Jestem ojcem, syn 6 lat. 13 lat małżeństwa. Bywało tak, że policję wzywałem
bo nie mogłem poradzić sobie z żoną. Wiem co piszę.
Powodzenia.
Jakie to prawdziwe, a zarazem smutne.
Czytając mam łzy w oczach, bo to tak, jakbym czytała o sytuacji panującej przez
wiele lat w mojej rodzinie.
Przeszłam przez wiele ścieżek /MOPS, sąd, policja/ w celu poprawienia sytuacji
mojej małej wnuczki, ale wszędzie napotykałam na opór i podejrzenia, że matka
ma rację.
Sprawę w sądzie wycofałam, bo córka zaszła w ciążę i nie chciałam jej
zaszkodzić. Uprzedziłam, że jeśli nie zacznie przy drugim dziecku, matkować pierwszemu, to do sprawy wrócę.
Nie wróciłam, nie miałam siły walczyć z wiatrakami.
Zaczęłam podróżować, pracowałam społecznie, robiłam wszystko, żeby nie
przebywać w tym domu.
Rezultat tego jest taki, że dzieci /mocno wyrośnięte/ są aspołeczne, stosują
na razie słowną przemoc i tylko patrzę czy nie dostane czymś w głowę.
Młoda niereformowalna, żyje swoim życiem, bo dorosła, Młody przechodzi okres
buntu, który zbyt długo trwa, wiec zmusiłam go do terapii.
Rodzeństwo niezbyt się lubi i mają do siebie wzajemne urazy z przeszłości.
A to nielubienie i urazy, to właśnie efekt niesprawiedliwego ich traktowania w dzieciństwie. Córka nienawidziła Młodej, uwielbiając Młodego.
Młoda przez lat 6 nie była przy matki grobie i nigdy nie zapaliła na nim lampki.
Młody też zaczyna się migać.
Co bym jednak mogła powiedzieć autorowi wątku?
To, że dostrzega w swojej rodzinie taki właśnie problem tj. niesprawiedliwego traktowania dzieci, to świadczy o tym, ze jest wrażliwym człowiekiem.
I jeśli ma siłę mimo wszystko walczyć, to niech nie ustaje, bo kiedyś dzieci
ocenią to wszystko.
Może udać się do Centrum Pomocy Rodzinie. Działają w każdym mieście.
Mają swoich psychologów, którzy przeprowadzą autora przez ścieżki sądowe,
badania psychologiczne, otoczą opieką całą rodzinę. Cos zaproponują.

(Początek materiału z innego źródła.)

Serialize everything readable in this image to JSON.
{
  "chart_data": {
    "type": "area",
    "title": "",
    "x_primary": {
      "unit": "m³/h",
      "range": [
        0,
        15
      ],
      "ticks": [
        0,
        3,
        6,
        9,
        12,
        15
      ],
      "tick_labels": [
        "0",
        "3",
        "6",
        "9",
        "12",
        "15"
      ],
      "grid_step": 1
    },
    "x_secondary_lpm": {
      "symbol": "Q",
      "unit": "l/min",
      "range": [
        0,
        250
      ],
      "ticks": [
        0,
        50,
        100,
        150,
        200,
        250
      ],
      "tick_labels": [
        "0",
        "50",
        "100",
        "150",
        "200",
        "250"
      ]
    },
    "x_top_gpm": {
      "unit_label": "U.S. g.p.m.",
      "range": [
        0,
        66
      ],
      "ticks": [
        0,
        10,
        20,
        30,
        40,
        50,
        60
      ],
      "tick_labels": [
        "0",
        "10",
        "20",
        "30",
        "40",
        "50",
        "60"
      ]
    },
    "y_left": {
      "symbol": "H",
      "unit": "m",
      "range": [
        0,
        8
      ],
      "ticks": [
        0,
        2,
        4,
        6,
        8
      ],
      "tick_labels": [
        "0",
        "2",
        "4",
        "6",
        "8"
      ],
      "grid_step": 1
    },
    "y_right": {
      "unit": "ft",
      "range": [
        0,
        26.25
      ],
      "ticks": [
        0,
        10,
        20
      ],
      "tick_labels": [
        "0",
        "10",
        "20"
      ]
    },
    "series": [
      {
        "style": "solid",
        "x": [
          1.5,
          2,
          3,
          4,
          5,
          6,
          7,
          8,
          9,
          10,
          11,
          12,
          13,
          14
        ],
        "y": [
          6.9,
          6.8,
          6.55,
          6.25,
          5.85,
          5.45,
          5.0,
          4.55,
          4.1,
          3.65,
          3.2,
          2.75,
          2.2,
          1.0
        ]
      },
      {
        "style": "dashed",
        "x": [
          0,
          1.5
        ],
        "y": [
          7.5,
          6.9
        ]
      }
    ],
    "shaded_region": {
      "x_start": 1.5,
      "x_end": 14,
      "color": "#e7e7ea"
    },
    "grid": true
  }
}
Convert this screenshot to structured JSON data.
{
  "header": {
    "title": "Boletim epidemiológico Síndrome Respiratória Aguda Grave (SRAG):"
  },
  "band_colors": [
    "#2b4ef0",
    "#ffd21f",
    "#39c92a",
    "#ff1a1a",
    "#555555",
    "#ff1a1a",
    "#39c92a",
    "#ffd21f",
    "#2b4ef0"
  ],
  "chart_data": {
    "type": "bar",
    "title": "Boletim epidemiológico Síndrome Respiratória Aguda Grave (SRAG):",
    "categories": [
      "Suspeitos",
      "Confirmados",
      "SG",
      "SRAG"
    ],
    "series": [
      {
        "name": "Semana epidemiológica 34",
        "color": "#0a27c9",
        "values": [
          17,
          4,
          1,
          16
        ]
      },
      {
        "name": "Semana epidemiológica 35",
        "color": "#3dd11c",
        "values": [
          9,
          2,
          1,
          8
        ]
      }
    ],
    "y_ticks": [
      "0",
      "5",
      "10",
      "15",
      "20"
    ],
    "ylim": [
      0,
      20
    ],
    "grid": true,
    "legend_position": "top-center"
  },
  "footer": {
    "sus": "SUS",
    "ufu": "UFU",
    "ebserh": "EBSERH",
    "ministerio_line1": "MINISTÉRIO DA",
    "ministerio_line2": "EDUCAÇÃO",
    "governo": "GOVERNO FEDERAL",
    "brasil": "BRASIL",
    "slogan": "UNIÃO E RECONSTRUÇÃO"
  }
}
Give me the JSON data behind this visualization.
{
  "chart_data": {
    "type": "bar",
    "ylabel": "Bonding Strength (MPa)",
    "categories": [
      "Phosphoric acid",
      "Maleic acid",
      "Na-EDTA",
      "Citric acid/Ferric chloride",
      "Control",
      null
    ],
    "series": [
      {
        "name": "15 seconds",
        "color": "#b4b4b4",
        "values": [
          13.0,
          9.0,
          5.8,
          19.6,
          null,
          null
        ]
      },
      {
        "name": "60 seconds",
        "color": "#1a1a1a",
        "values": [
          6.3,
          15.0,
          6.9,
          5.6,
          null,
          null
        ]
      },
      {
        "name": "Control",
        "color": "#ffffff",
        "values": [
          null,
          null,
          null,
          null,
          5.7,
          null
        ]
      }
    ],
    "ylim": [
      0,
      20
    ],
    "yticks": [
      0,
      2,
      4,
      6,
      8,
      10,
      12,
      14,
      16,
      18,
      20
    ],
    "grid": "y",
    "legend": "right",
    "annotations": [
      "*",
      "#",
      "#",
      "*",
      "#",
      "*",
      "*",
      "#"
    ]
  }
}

Także tworzą swoje wewnętrzne grupy terapeutyczne.
Oceniam sytuacje przez pryzmat tego jaka jest teraz sytacja, a nie jakie były przyczyny jej powstania. Ewidentnie matka karze dziecko za to, że woli ojca. I to jest złe.
Skąd wiesz co jest dobre, a co złe w odniesieniu do tej konkretnej sytuacji?